News

Zogenix Agrees Modis Purchase

04.09.2019 -

US pharma Zogenix has agreed to buy Modis Therapeutics, a privately held biopharmaceutical company focused on developing novel therapies for rare genetic diseases with high unmet medical need.

The acquisition remains subject to customary conditions as well as antitrust approval but is expected to complete in September 2019.

Modis’s lead candidate is MT1621, an investigational deoxynucleoside substrate enhancement therapy that is in late-stage development for treating Thymidine Kinase 2 deficiency (TK2d). This inherited genetic disorder presents as progressive and severe muscle weakness that impairs movement, breathing and eating. There are currently no approved treatments for the disease, which is often fatal.

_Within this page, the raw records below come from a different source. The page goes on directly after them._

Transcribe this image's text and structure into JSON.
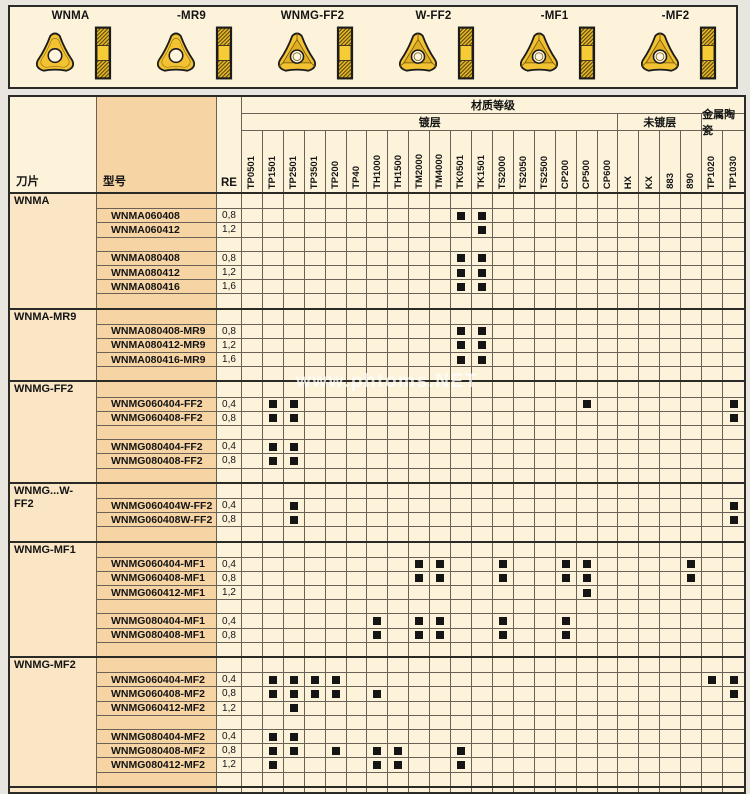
{
  "page": {
    "watermark": "www.phtoms.NET"
  },
  "colors": {
    "panel_bg": "#fcf3da",
    "blade_col_bg": "#fae5c5",
    "model_col_bg": "#f6d4a3",
    "grid_line": "#6b6257",
    "border_dark": "#2a2a26",
    "mark_square": "#151515",
    "insert_gold": "#f2c233",
    "insert_gold_dark": "#dfae23"
  },
  "banner": {
    "items": [
      {
        "label": "WNMA",
        "style": "plain"
      },
      {
        "label": "-MR9",
        "style": "plain"
      },
      {
        "label": "WNMG-FF2",
        "style": "facet"
      },
      {
        "label": "W-FF2",
        "style": "facet"
      },
      {
        "label": "-MF1",
        "style": "facet"
      },
      {
        "label": "-MF2",
        "style": "facet"
      }
    ]
  },
  "table": {
    "corner_headers": {
      "blade": "刀片",
      "model": "型号",
      "re": "RE"
    },
    "group_header": "材质等级",
    "subgroups": [
      {
        "label": "镀层",
        "span": 18
      },
      {
        "label": "未镀层",
        "span": 4
      },
      {
        "label": "金属陶瓷",
        "span": 2
      }
    ],
    "columns": [
      "TP0501",
      "TP1501",
      "TP2501",
      "TP3501",
      "TP200",
      "TP40",
      "TH1000",
      "TH1500",
      "TM2000",
      "TM4000",
      "TK0501",
      "TK1501",
      "TS2000",
      "TS2050",
      "TS2500",
      "CP200",
      "CP500",
      "CP600",
      "HX",
      "KX",
      "883",
      "890",
      "TP1020",
      "TP1030"
    ],
    "sections": [
      {
        "name": "WNMA",
        "rows": [
          {
            "model": "WNMA060408",
            "re": "0,8",
            "marks": [
              "TK0501",
              "TK1501"
            ]
          },
          {
            "model": "WNMA060412",
            "re": "1,2",
            "marks": [
              "TK1501"
            ]
          },
          {
            "spacer": true
          },
          {
            "model": "WNMA080408",
            "re": "0,8",
            "marks": [
              "TK0501",
              "TK1501"
            ]
          },
          {
            "model": "WNMA080412",
            "re": "1,2",
            "marks": [
              "TK0501",
              "TK1501"
            ]
          },
          {
            "model": "WNMA080416",
            "re": "1,6",
            "marks": [
              "TK0501",
              "TK1501"
            ]
          },
          {
            "spacer": true
          }
        ]
      },
      {
        "name": "WNMA-MR9",
        "rows": [
          {
            "model": "WNMA080408-MR9",
            "re": "0,8",
            "marks": [
              "TK0501",
              "TK1501"
            ]
          },
          {
            "model": "WNMA080412-MR9",
            "re": "1,2",
            "marks": [
              "TK0501",
              "TK1501"
            ]
          },
          {
            "model": "WNMA080416-MR9",
            "re": "1,6",
            "marks": [
              "TK0501",
              "TK1501"
            ]
          },
          {
            "spacer": true
          }
        ]
      },
      {
        "name": "WNMG-FF2",
        "rows": [
          {
            "model": "WNMG060404-FF2",
            "re": "0,4",
            "marks": [
              "TP1501",
              "TP2501",
              "CP500",
              "TP1030"
            ]
          },
          {
            "model": "WNMG060408-FF2",
            "re": "0,8",
            "marks": [
              "TP1501",
              "TP2501",
              "TP1030"
            ]
          },
          {
            "spacer": true
          },
          {
            "model": "WNMG080404-FF2",
            "re": "0,4",
            "marks": [
              "TP1501",
              "TP2501"
            ]
          },
          {
            "model": "WNMG080408-FF2",
            "re": "0,8",
            "marks": [
              "TP1501",
              "TP2501"
            ]
          },
          {
            "spacer": true
          }
        ]
      },
      {
        "name": "WNMG...W-FF2",
        "rows": [
          {
            "model": "WNMG060404W-FF2",
            "re": "0,4",
            "marks": [
              "TP2501",
              "TP1030"
            ]
          },
          {
            "model": "WNMG060408W-FF2",
            "re": "0,8",
            "marks": [
              "TP2501",
              "TP1030"
            ]
          },
          {
            "spacer": true
          }
        ]
      },
      {
        "name": "WNMG-MF1",
        "rows": [
          {
            "model": "WNMG060404-MF1",
            "re": "0,4",
            "marks": [
              "TM2000",
              "TM4000",
              "TS2000",
              "CP200",
              "CP500",
              "890"
            ]
          },
          {
            "model": "WNMG060408-MF1",
            "re": "0,8",
            "marks": [
              "TM2000",
              "TM4000",
              "TS2000",
              "CP200",
              "CP500",
              "890"
            ]
          },
          {
            "model": "WNMG060412-MF1",
            "re": "1,2",
            "marks": [
              "CP500"
            ]
          },
          {
            "spacer": true
          },
          {
            "model": "WNMG080404-MF1",
            "re": "0,4",
            "marks": [
              "TH1000",
              "TM2000",
              "TM4000",
              "TS2000",
              "CP200"
            ]
          },
          {
            "model": "WNMG080408-MF1",
            "re": "0,8",
            "marks": [
              "TH1000",
              "TM2000",
              "TM4000",
              "TS2000",
              "CP200"
            ]
          },
          {
            "spacer": true
          }
        ]
      },
      {
        "name": "WNMG-MF2",
        "rows": [
          {
            "model": "WNMG060404-MF2",
            "re": "0,4",
            "marks": [
              "TP1501",
              "TP2501",
              "TP3501",
              "TP200",
              "TP1020",
              "TP1030"
            ]
          },
          {
            "model": "WNMG060408-MF2",
            "re": "0,8",
            "marks": [
              "TP1501",
              "TP2501",
              "TP3501",
              "TP200",
              "TH1000",
              "TP1030"
            ]
          },
          {
            "model": "WNMG060412-MF2",
            "re": "1,2",
            "marks": [
              "TP2501"
            ]
          },
          {
            "spacer": true
          },
          {
            "model": "WNMG080404-MF2",
            "re": "0,4",
            "marks": [
              "TP1501",
              "TP2501"
            ]
          },
          {
            "model": "WNMG080408-MF2",
            "re": "0,8",
            "marks": [
              "TP1501",
              "TP2501",
              "TP200",
              "TH1000",
              "TH1500",
              "TK0501"
            ]
          },
          {
            "model": "WNMG080412-MF2",
            "re": "1,2",
            "marks": [
              "TP1501",
              "TH1000",
              "TH1500",
              "TK0501"
            ]
          },
          {
            "spacer": true
          }
        ]
      }
    ]
  }
}
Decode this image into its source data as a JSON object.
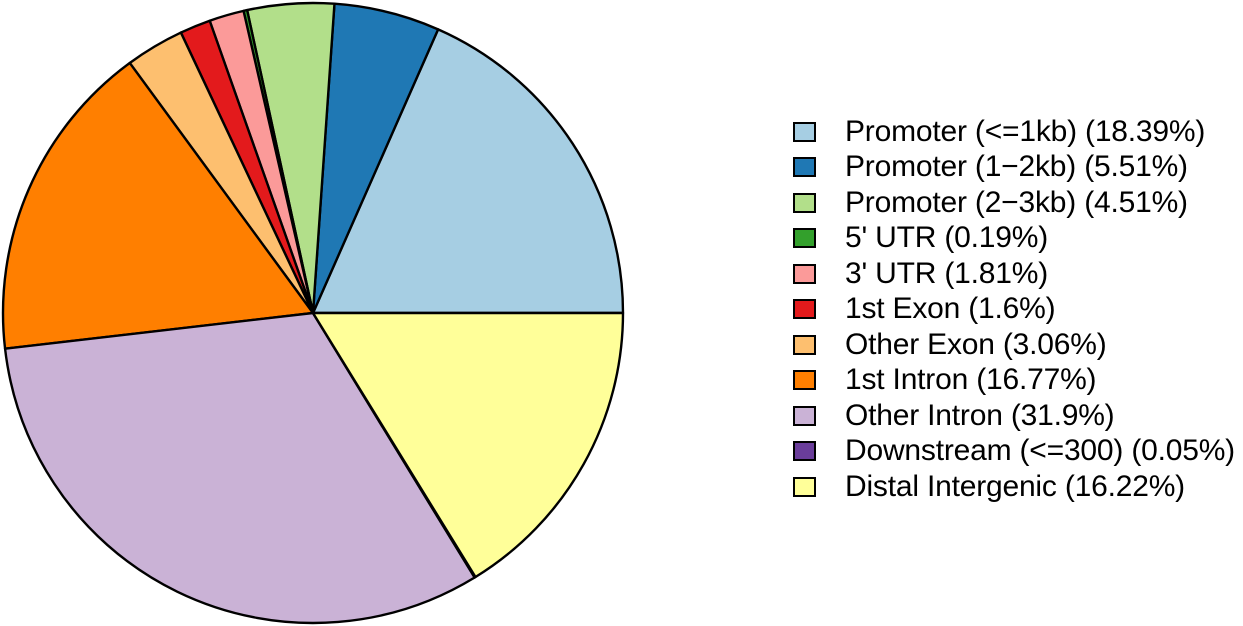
{
  "figure": {
    "background_color": "#ffffff",
    "text_color": "#000000",
    "slice_border_color": "#000000"
  },
  "chart_data": {
    "type": "pie",
    "title": "",
    "categories": [
      "Promoter (<=1kb)",
      "Promoter (1−2kb)",
      "Promoter (2−3kb)",
      "5' UTR",
      "3' UTR",
      "1st Exon",
      "Other Exon",
      "1st Intron",
      "Other Intron",
      "Downstream (<=300)",
      "Distal Intergenic"
    ],
    "values": [
      18.39,
      5.51,
      4.51,
      0.19,
      1.81,
      1.6,
      3.06,
      16.77,
      31.9,
      0.05,
      16.22
    ],
    "colors": [
      "#A6CEE3",
      "#1F78B4",
      "#B2DF8A",
      "#33A02C",
      "#FB9A99",
      "#E31A1C",
      "#FDBF6F",
      "#FF7F00",
      "#CAB2D6",
      "#6A3D9A",
      "#FFFF99"
    ],
    "legend_labels": [
      "Promoter (<=1kb) (18.39%)",
      "Promoter (1−2kb) (5.51%)",
      "Promoter (2−3kb) (4.51%)",
      "5' UTR (0.19%)",
      "3' UTR (1.81%)",
      "1st Exon (1.6%)",
      "Other Exon (3.06%)",
      "1st Intron (16.77%)",
      "Other Intron (31.9%)",
      "Downstream (<=300) (0.05%)",
      "Distal Intergenic (16.22%)"
    ],
    "legend_position": "right",
    "start_angle_deg": 0,
    "direction": "counterclockwise",
    "unit": "percent"
  }
}
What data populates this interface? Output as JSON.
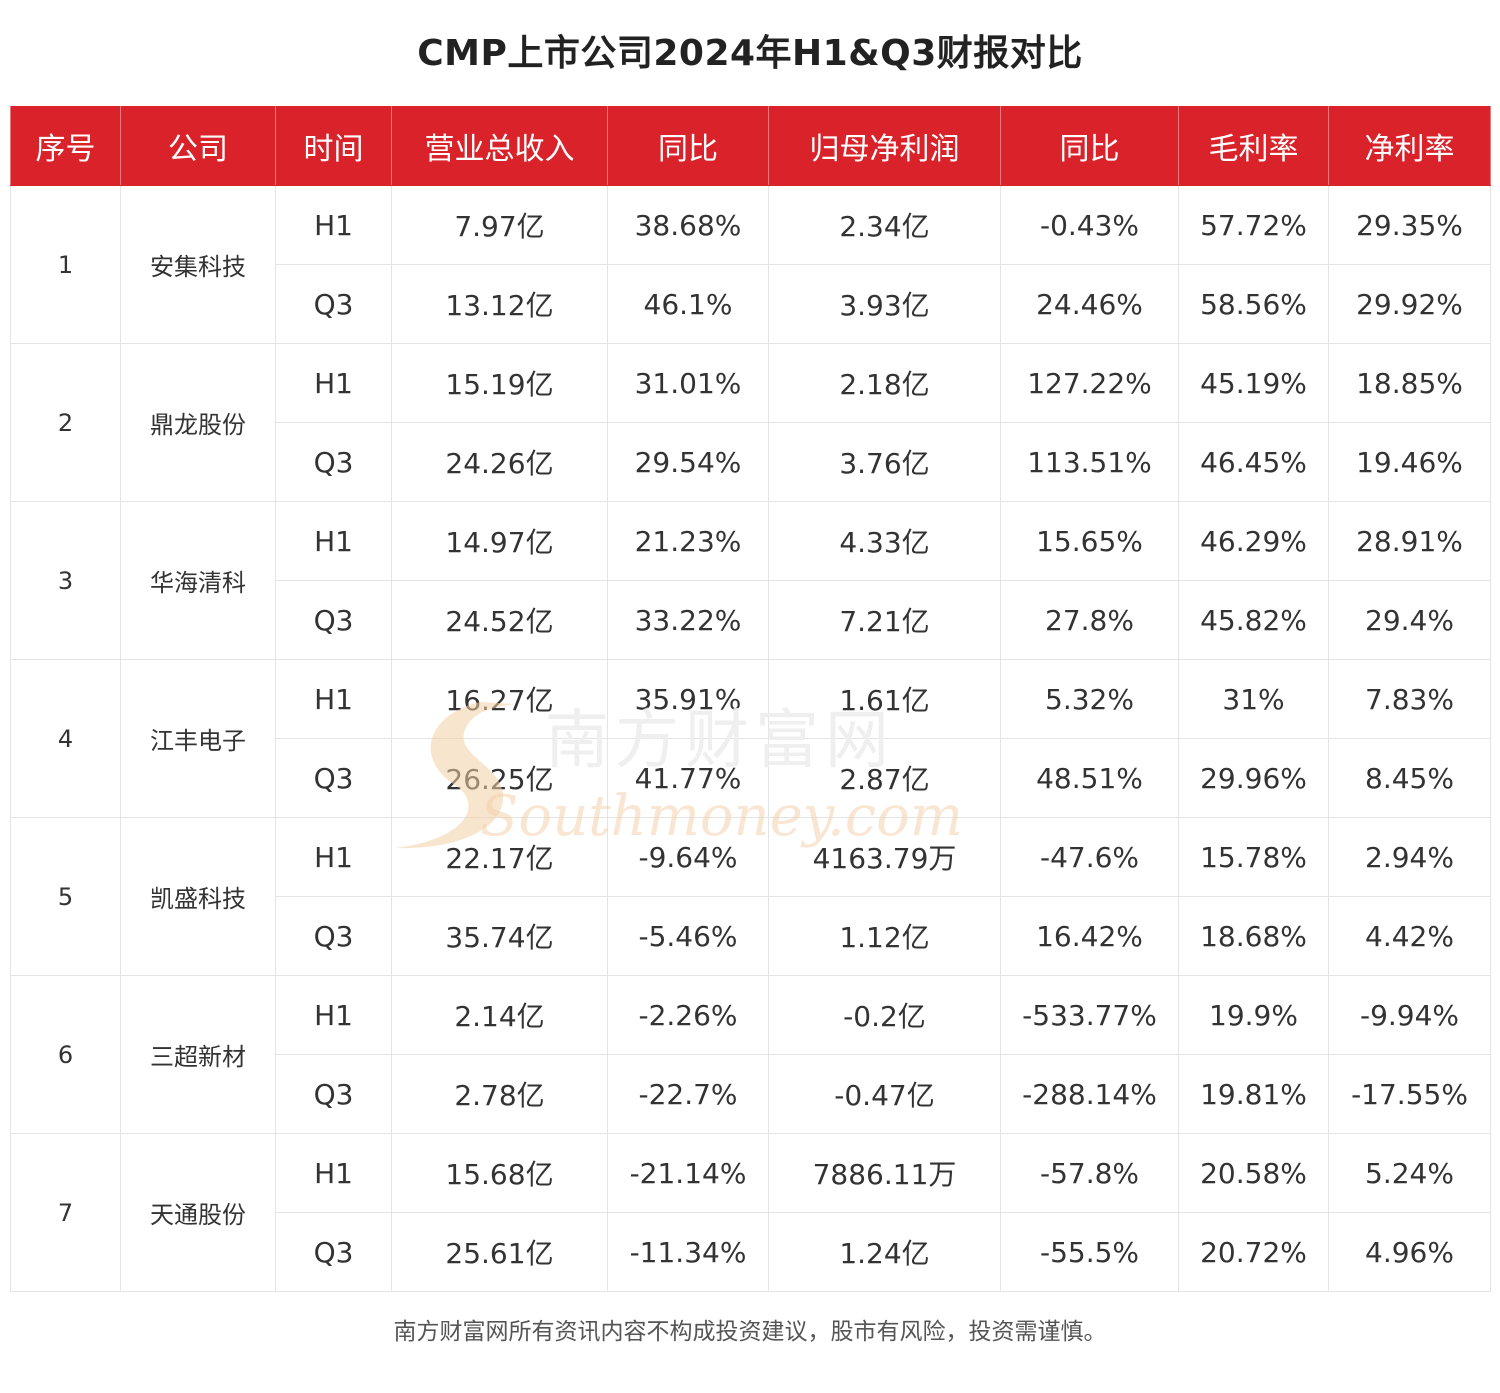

A Phase 2 retrospective treatment study has recently completed with results demonstrating a substantial improvement in patients’ functional abilities.

Stephen Farr, president and CEO of Zogenix, said the transaction advances its mission to become a leading rare disease pharma company. “Based on the compelling clinical data generated to date, we believe that MT1621 has the potential to significantly alter the course of the disease and improve outcomes in patients with TK2d,” he said. “With Breakthrough Therapy and PRIME designations, MT1621 may be eligible for an accelerated regulatory path in both the US and Europe and we look forward to meeting and working with regulatory authorities to discuss next steps for the program.”

Zogenix will make an upfront payment of $250 million, comprised of $175 million in cash and $75 million in its common stock. In addition, Modis is eligible to receive milestone payments of $100 million upon approval by the US Food and Drug Administration and $50 million upon approval in Europe by the European Medicines Agency. Zogenix will also pay 5% royalties on future net sales of MT1621.

Modis added that it is also planning to conduct additional clinical studies with the goal of obtaining regulatory approvals to make MT1621 available to patients globally. The company was formed in 2016 through collaboration with academic experts in mitochondrial biology.